Add a tablespoon of fresh grounds to meat marinades, it works as a tenderizer and adds mild smokiness. Coffee’s deep flavor naturally partners with chocolate cakes and chili: substitute strong coffee for some of the recipe’s water requirement and rev up the richness.

12. Heal scratched furniture

Make a paste from instant coffee and rub into scuffed wood; reapply until the scratches disappear.

13. Grow mushrooms

Weekend gardeners in bone-dry Jordan are unlikely to master mushrooms, but used grounds are an ideal ‘shroom-growing medium. State-side friends bought a mushroom-growing kit that included soil made from recycled coffee grounds. Kit-maker Back to the Roots also sells coffee-based soil additives:  mushrooms are one of nature’s best recyclers, thriving on old newspaper, sawdust and, yeah, used grounds.

14. Fertilize plants

Coffee’s nutrients hold the right chemistry for azaleas, rhododendrons and other plants that thrive in acidic conditions.  Spread grounds near their roots or, in lieu of regular watering, simply pour a mix of 1/8 coffee dregs to 7/8 cool water into potted plants.

…and back to the start…

15. Make compost

Coffee grounds are loaded with phosphorous, potassium, magnesium and copper.  They’re a tad acidic and as they degrade they release nitrogen which makes for especially rich soils. If you’re tackling vermicomposting, add used grounds to the critters’ habitat.  Seems worms thrive on coffee – your kitchen waste will be chewed up by an extra-invigorated workforce.

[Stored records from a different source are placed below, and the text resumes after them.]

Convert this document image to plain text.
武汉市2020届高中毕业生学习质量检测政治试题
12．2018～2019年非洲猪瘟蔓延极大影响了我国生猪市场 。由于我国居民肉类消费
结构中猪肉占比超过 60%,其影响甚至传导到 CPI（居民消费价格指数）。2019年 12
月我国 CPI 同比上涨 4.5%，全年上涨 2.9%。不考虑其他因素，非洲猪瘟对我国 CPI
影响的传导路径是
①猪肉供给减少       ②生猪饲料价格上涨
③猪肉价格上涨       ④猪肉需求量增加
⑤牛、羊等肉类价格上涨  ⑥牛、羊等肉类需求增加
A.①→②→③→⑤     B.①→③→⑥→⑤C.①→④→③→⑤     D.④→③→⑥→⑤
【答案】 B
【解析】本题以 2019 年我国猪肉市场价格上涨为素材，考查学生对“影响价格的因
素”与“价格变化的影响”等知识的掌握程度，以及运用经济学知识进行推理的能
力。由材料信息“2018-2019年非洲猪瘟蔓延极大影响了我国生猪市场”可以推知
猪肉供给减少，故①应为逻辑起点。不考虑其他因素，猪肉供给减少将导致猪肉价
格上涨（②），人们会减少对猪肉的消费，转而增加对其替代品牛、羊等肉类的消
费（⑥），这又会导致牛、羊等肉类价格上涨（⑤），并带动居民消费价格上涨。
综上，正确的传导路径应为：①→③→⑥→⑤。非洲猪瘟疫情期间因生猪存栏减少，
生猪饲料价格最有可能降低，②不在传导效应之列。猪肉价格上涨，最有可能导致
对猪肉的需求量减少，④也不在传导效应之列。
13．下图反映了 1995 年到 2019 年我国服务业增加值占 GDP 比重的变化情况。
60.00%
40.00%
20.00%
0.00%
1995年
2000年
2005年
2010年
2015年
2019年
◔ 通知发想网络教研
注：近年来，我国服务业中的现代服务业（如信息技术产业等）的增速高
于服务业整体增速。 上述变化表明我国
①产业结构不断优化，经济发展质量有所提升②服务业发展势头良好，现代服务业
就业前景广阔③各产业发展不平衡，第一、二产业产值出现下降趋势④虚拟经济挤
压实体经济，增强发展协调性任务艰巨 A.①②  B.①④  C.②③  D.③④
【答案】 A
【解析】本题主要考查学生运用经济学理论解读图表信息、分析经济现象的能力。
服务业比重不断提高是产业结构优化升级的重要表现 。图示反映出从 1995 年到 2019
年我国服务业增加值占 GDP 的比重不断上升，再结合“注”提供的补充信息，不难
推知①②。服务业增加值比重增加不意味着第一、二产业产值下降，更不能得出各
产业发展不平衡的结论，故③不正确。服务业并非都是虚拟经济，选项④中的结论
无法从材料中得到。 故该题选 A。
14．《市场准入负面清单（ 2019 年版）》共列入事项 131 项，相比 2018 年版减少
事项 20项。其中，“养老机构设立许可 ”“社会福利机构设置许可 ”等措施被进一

I love the potential for community gardens: linking local coffee shops with large scale compost operations. Here in Jordan, where waste management is woefully disorganized, it’s an opportunity unlikely to be exploited, but Green Prophet would love to hear if roof gardeners and apartment farmers in other (coffee-living) Middle East countries pick up this ball and run with it.

Image of coffee beans and all others above from Shutterstock

40 COMMENTS
  1. Decades ago, when I was in the hospitality industry, we used moist coffee grounds as a dust pick-up agent when sweeping the floors in our cafe. Everybody did this back then (1960s and ’70s.)

    If one does this now, the collected grounds/ dust will have a little extra material to then add to the compost or worm bins.